Libéralisme et libéralisme
Ma deuxième remarque se rapporte aux assises de la philosophie politique. Le libéralisme s'est traduit institutionnellement dans une forme tempérée de démocratie sur laquelle semble s'être établi un large et heureux consensus. Celui-ci ne saurait cependant occulter la nécessaire réflexion sur " les fondements philosophiques du libéralisme ". D'une part, cette réflexion ne peut se satisfaire d'une vision réductrice du courant contre-révolutionnaire dont la profondeur métaphysique résiste à l'image obscurantiste. Il alimenta un intransigeantisme catholique dont la fécondité est encore perceptible à qui ne se focalise pas sur des fossilisations intégristes. Son héritage contribue, alors que la crise moderniste n'est pas encore résolue, à l'indispensable discernement philosophique d'aspirations contemporaines largement antinomiques. D'autre part, d'incompressibles différences demeurent entre certains aspects philosophiques du libéralisme politique et l'anthropologie inhérente à la sagesse chrétienne. Pensons par exemple à la question, plus actuelle que jamais, du lien consubstantiel de la liberté et de la vérité, ou à celle du concept de loi naturelle. Pensé par le rationalisme moderne selon une " raison géométrisante " (Maritain), ce concept est ardemment défendu, au contraire, par l'Église catholique dans la dimension sacrée de sa radicalité métaphysique et de sa rationalité théologique pour une intelligence sûre des droits de l'homme individuels, civiques ou sociaux.

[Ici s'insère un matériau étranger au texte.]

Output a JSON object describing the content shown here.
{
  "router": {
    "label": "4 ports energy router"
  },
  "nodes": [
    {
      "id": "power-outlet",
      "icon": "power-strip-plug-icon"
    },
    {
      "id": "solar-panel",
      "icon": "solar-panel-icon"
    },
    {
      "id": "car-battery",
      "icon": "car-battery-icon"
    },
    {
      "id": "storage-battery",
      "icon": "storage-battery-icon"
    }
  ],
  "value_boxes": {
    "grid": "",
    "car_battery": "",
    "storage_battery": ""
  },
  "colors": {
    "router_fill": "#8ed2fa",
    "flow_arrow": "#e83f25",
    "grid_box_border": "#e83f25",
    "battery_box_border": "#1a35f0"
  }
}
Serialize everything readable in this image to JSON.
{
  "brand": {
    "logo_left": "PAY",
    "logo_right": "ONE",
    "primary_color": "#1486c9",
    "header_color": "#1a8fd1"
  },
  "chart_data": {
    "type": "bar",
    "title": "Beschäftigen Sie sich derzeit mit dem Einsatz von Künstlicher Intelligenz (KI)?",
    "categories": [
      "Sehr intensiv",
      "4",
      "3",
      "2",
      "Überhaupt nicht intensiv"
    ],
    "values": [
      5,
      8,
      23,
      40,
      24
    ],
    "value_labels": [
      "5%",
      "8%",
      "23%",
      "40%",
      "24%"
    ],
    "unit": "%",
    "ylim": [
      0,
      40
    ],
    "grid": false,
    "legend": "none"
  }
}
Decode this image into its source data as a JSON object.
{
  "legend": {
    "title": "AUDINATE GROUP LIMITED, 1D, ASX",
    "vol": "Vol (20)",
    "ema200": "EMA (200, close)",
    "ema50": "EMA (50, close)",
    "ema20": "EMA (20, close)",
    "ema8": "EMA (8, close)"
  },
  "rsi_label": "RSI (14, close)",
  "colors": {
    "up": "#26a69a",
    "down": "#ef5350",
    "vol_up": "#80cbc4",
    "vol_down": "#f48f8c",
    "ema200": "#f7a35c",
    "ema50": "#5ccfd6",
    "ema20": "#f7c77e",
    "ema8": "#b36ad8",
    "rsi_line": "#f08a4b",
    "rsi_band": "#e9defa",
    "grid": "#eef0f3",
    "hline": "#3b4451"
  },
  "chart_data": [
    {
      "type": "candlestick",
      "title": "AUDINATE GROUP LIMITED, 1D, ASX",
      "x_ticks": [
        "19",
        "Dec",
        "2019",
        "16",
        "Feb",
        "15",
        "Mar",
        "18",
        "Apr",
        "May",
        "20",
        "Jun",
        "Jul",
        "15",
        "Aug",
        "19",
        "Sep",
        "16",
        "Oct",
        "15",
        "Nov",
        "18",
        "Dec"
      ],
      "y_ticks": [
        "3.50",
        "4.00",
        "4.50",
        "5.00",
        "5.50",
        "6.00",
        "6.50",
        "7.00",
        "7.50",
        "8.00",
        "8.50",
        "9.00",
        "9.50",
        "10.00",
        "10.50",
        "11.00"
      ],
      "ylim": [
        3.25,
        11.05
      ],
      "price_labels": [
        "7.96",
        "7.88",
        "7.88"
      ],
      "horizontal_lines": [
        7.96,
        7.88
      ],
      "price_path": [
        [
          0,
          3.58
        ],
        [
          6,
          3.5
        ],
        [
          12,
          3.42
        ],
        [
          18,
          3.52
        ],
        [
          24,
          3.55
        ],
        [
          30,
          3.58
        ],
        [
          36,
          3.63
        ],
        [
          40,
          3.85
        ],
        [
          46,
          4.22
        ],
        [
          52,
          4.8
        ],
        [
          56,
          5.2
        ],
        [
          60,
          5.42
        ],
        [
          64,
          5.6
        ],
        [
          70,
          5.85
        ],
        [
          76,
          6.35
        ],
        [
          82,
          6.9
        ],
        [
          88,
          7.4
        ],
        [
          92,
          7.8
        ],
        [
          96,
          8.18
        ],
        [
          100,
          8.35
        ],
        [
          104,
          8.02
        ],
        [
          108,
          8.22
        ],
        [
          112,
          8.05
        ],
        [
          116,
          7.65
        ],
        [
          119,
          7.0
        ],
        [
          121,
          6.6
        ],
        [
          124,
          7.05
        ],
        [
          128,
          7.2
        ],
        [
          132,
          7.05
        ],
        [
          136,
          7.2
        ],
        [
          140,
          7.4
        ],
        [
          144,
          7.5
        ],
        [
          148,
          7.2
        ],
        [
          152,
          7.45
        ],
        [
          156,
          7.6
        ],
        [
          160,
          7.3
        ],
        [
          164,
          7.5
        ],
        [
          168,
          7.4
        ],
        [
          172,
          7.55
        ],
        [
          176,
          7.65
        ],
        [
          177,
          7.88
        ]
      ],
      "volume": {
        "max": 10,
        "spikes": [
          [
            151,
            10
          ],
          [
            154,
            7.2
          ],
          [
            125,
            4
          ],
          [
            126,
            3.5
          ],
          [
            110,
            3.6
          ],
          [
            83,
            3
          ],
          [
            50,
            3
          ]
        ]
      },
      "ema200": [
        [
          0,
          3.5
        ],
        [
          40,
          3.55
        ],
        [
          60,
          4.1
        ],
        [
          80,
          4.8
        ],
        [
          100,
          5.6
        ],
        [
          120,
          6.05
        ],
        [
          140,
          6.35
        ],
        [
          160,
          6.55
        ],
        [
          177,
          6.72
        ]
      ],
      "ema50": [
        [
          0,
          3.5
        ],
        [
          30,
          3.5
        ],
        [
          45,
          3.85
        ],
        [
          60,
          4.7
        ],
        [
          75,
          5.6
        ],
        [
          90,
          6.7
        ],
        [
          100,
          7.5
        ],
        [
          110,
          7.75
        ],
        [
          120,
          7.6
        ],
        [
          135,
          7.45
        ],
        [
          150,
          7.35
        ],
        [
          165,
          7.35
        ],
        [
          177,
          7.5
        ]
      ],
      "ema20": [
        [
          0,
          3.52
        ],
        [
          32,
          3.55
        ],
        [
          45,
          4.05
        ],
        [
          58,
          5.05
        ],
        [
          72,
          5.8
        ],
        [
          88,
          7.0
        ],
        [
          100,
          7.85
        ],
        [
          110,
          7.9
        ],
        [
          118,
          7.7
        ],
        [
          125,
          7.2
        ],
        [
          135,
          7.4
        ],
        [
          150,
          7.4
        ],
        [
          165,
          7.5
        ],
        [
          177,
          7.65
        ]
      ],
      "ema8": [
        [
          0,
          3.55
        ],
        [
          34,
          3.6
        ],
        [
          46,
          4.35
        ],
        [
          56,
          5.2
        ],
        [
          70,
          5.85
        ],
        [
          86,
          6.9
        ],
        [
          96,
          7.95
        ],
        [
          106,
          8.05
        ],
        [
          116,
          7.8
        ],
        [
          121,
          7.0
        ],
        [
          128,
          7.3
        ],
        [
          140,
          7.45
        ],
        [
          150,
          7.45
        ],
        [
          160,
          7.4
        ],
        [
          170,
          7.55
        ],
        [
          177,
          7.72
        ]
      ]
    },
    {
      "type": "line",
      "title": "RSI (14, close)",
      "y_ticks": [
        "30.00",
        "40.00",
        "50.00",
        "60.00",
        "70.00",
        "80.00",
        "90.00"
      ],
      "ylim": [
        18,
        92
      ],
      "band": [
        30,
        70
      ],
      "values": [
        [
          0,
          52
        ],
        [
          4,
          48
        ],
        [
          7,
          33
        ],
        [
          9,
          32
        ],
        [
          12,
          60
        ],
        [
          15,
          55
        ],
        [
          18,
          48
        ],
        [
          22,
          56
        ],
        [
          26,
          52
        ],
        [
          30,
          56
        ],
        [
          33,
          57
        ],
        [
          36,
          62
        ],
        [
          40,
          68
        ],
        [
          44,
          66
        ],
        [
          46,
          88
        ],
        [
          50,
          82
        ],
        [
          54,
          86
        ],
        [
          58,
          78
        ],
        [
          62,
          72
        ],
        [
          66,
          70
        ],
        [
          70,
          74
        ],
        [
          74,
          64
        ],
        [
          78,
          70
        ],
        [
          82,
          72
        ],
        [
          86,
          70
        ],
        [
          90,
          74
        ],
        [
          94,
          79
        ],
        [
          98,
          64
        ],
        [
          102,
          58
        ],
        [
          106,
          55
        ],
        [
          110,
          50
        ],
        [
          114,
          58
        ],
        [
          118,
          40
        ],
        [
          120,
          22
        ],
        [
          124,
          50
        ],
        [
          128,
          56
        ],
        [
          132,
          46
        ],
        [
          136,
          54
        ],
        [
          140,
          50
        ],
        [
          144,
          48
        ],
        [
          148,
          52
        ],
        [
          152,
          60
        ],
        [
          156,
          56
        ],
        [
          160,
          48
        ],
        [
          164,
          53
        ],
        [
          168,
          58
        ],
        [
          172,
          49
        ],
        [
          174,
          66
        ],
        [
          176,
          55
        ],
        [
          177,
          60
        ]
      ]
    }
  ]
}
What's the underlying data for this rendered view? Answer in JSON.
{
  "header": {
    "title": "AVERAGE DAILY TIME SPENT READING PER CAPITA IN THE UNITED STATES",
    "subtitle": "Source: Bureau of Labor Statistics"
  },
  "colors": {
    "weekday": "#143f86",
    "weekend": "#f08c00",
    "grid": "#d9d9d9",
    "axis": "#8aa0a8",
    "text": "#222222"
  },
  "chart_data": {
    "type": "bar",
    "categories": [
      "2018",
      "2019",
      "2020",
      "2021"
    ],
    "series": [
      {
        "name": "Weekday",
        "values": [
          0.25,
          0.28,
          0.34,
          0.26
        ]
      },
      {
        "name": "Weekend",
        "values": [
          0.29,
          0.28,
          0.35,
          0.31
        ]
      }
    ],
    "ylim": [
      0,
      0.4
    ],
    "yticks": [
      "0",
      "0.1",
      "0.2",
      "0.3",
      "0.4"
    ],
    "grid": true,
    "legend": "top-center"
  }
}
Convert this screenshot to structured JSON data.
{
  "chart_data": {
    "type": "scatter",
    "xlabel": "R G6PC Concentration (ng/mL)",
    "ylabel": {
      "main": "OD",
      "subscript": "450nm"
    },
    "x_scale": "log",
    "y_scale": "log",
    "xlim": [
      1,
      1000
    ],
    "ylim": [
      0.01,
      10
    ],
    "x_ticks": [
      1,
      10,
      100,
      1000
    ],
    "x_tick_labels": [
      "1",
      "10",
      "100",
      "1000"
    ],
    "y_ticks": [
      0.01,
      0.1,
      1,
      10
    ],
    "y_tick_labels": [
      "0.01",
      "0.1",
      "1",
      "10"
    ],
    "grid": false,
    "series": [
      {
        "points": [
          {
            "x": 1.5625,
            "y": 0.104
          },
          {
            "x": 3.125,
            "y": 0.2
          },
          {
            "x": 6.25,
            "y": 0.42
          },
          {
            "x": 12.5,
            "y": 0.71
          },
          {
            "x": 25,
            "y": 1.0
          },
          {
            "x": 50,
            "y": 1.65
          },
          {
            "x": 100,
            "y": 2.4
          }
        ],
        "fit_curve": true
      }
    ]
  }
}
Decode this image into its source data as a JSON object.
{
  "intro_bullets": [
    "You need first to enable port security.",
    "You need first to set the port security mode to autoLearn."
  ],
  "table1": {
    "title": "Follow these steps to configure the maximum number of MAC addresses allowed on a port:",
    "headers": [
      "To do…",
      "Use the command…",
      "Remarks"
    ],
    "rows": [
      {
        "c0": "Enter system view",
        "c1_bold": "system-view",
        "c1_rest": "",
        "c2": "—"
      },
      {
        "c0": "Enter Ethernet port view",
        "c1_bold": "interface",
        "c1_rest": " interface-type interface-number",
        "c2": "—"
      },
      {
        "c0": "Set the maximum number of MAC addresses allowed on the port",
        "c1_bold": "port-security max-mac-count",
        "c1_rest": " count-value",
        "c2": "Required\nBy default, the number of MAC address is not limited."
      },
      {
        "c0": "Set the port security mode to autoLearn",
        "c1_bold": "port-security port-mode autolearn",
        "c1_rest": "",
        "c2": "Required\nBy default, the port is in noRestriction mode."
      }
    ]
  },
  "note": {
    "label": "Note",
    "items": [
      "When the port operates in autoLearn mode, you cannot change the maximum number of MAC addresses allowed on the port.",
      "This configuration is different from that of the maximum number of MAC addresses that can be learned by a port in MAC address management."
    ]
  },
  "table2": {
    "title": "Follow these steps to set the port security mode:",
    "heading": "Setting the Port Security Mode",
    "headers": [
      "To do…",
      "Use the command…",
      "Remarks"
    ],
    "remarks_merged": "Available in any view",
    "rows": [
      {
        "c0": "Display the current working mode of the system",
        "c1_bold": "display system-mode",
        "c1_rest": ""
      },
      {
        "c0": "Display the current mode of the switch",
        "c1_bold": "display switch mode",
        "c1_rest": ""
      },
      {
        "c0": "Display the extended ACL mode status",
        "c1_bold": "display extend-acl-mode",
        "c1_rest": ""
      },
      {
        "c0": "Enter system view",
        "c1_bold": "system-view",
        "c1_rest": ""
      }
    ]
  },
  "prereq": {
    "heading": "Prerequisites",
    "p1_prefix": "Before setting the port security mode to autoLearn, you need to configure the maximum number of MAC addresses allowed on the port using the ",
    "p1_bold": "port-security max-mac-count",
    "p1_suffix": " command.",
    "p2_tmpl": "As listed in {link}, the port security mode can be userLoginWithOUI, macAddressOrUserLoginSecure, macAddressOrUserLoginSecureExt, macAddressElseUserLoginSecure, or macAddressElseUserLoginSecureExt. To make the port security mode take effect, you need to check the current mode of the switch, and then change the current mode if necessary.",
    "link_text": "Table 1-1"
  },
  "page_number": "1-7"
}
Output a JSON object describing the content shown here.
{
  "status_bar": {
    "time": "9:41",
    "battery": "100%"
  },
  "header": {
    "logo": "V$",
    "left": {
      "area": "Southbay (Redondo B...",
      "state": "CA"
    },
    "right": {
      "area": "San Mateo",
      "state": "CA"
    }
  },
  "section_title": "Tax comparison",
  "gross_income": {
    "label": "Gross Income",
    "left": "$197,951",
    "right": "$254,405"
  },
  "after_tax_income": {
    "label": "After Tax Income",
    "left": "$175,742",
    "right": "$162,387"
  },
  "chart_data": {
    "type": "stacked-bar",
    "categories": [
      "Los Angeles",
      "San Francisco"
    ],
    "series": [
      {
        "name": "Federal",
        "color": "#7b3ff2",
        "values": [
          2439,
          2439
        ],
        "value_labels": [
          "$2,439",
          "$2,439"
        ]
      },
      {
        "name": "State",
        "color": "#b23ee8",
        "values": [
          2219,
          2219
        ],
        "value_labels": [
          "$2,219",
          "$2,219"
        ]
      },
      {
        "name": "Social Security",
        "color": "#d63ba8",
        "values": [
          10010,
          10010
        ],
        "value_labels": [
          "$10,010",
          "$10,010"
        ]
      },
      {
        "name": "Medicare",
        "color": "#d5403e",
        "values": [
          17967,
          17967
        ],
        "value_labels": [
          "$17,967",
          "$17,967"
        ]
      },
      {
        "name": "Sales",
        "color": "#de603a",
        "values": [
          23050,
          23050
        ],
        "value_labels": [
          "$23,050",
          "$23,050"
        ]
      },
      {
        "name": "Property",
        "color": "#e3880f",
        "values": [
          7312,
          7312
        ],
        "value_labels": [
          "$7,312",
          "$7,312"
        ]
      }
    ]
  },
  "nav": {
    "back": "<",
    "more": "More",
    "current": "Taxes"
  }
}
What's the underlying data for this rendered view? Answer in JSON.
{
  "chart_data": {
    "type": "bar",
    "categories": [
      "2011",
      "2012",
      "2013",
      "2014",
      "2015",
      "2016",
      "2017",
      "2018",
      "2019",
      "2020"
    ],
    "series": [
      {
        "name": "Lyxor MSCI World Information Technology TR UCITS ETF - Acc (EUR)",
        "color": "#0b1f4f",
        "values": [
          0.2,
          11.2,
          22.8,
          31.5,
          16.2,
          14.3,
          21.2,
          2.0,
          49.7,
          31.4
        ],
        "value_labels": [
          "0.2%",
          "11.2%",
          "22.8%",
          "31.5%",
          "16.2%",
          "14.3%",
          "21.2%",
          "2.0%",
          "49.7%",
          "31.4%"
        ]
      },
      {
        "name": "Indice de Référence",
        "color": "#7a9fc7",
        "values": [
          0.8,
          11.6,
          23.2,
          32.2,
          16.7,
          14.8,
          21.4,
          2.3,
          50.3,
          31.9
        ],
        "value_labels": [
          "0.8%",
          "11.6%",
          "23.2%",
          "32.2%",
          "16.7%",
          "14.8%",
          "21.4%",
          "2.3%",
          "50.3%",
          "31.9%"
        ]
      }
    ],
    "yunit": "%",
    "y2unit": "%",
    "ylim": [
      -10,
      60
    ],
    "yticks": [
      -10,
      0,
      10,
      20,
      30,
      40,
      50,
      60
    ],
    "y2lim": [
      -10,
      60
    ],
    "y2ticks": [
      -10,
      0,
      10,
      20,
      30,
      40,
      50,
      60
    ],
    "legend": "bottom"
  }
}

Ainsi une confrontation exigeante — bien informée de l'apport du catholicisme intégral et social et de ce que voulut le catholicisme libéral — des assises intellectuelles du libéralisme politique avec les données centrales de la philosophie politique chrétienne pourrait être féconde pour la réhabilitation espérée du politique. En dépendance de " la modification chrétienne " (selon une expression chère à Boutang), il y a là un champ d'étude ouvert à la philosophie politique pour un bénéfice assurément plus large que la seule rationalité chrétienne. Une fois les passions retombées et les conformismes bien-pensants éconduits, ce pourrait être un des fruits de culture de la béatification du " pape du Syllabus ".
y. fl.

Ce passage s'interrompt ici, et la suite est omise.